It's not that I think that people in general are too stupid or incapable of the level and degree of self control necessary to have a society without government, just that there are too many ways that people find themselves not in full control of themselves and to accommodate for that, we need to have a body that can take action to deal with the person or groups of people who would intentionally or unintentionally violate the safety and well being of everyone else.

Having said that, I also believe that just being libertarian requires a certain amount of idealism as well.  For the "everyday" libertarian, we have basic expectations we place first on ourselves and secondly those around us.   These expectations are ideal in nature.

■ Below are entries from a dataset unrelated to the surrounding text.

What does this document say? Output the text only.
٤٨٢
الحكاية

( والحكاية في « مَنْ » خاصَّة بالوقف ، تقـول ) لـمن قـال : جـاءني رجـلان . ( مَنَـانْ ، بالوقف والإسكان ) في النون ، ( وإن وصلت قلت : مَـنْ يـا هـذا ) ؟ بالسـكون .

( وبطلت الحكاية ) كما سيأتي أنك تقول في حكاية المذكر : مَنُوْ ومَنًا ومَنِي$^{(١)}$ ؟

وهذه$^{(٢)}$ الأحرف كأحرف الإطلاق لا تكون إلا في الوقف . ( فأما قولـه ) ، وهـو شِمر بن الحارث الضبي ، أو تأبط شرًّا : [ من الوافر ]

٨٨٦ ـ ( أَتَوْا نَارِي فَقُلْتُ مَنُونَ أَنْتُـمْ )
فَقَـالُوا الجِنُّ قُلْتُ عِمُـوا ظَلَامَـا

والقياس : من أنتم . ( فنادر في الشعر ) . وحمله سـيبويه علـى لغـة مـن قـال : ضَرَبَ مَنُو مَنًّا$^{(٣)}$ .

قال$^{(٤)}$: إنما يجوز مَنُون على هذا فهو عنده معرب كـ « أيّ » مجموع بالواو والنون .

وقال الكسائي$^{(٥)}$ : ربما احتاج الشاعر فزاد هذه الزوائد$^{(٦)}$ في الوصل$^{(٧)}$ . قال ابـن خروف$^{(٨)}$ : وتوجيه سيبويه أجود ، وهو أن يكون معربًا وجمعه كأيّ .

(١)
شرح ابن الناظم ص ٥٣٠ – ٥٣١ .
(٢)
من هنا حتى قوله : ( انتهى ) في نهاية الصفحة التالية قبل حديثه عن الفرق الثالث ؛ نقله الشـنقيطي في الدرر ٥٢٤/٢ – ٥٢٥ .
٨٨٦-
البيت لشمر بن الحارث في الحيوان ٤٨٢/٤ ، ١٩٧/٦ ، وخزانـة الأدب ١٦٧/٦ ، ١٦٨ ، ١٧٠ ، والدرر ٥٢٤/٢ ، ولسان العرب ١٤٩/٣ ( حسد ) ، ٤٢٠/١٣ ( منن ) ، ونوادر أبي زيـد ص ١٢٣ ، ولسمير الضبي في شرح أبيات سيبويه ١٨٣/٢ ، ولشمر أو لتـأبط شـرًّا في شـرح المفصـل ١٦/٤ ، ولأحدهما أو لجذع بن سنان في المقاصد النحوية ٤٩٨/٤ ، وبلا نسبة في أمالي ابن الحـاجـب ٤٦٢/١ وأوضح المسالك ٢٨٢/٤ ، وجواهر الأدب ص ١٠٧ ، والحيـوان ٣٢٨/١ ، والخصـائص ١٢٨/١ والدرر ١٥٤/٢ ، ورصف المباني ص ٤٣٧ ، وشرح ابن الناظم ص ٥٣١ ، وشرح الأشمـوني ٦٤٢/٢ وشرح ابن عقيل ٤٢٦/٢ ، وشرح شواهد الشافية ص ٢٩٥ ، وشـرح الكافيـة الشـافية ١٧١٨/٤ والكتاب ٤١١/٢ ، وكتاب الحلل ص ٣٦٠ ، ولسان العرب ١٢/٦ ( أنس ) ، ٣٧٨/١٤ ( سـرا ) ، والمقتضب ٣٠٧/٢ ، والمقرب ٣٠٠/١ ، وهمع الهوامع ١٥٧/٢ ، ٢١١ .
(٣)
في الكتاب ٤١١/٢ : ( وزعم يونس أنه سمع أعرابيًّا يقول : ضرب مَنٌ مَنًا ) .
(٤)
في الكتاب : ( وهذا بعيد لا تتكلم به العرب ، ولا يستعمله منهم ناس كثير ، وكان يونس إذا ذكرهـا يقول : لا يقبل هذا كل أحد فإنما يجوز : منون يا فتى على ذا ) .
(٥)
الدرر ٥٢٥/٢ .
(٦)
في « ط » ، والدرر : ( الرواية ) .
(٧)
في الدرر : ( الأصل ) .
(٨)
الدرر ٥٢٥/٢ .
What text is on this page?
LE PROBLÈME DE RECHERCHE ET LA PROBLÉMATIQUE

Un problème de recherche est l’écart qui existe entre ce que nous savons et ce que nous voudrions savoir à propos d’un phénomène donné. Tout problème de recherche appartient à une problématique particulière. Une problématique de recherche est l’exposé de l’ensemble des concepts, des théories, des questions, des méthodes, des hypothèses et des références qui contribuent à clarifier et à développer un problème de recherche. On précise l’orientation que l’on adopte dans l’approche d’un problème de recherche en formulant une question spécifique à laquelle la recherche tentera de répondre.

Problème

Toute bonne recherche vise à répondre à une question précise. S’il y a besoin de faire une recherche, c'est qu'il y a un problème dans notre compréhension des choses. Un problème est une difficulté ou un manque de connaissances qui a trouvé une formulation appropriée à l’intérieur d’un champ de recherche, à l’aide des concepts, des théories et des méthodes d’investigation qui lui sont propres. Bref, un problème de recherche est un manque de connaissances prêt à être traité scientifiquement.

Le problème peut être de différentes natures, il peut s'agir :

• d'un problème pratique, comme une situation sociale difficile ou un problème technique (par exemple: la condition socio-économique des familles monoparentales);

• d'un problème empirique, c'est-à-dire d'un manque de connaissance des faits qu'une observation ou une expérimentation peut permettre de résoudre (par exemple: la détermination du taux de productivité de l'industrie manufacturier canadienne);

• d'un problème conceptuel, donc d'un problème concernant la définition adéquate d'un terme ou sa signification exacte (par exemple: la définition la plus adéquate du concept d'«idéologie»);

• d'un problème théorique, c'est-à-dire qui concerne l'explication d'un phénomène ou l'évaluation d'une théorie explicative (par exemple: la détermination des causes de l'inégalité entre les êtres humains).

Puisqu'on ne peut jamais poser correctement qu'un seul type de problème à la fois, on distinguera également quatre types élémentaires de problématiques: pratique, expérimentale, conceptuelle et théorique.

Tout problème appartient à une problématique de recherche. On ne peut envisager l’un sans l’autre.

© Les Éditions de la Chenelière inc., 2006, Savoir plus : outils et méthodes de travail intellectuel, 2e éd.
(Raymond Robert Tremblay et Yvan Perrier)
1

We minimally expect people to support themselves to the best of their abilities and not just expect society to do it for us on default.

We expect people to respect property rights.  The old saying that if it doesn't belong to you, you keep your hands off it.  Ask before you "borrow", don't steal from others.  We shouldn't have to nail or chain everything down or lock it up for fear of it being stolen.  An ideal for sure, but not an unreasonable one.

We also generally hold the ideal of making the effort to be our best.  We believe in setting the "bar" pretty high as a goal to reach and always work, train, practice, etc... to reach the goal.  Once the goal is achieved, we raise the bar again.  

Ideals are the bar, the goals we set to be better than we are.  To be the best we can be.  Will we always reach or achieve those goals and ideals?  Because of the human condition I mentioned earlier, the answer is definitely not.  However, that doesn't mean that we shouldn't make the effort.  It is always worth the effort to strive to be our best.

I doubt anyone will argue that ideals are of little to no value or not worth having and making the effort to achieve.  We should hold to our ideals.  It is our ideals that make us who and what we are as a person.

However, we need to be reasonable and realistic about our ideals and the practicality of them.  It's great to set a high bar, but if it's physically not humanly possible to reach that bar, then the ideal is impractical.  Essentially by setting the bar too high or having ideals that simply cannot be realized, we set ourselves up for failure from the beginning.

To me, the primary difference between libertarians and anarchists is that anarchists set the bar too high.  Both of us value idealism, personal responsibility and individual liberty.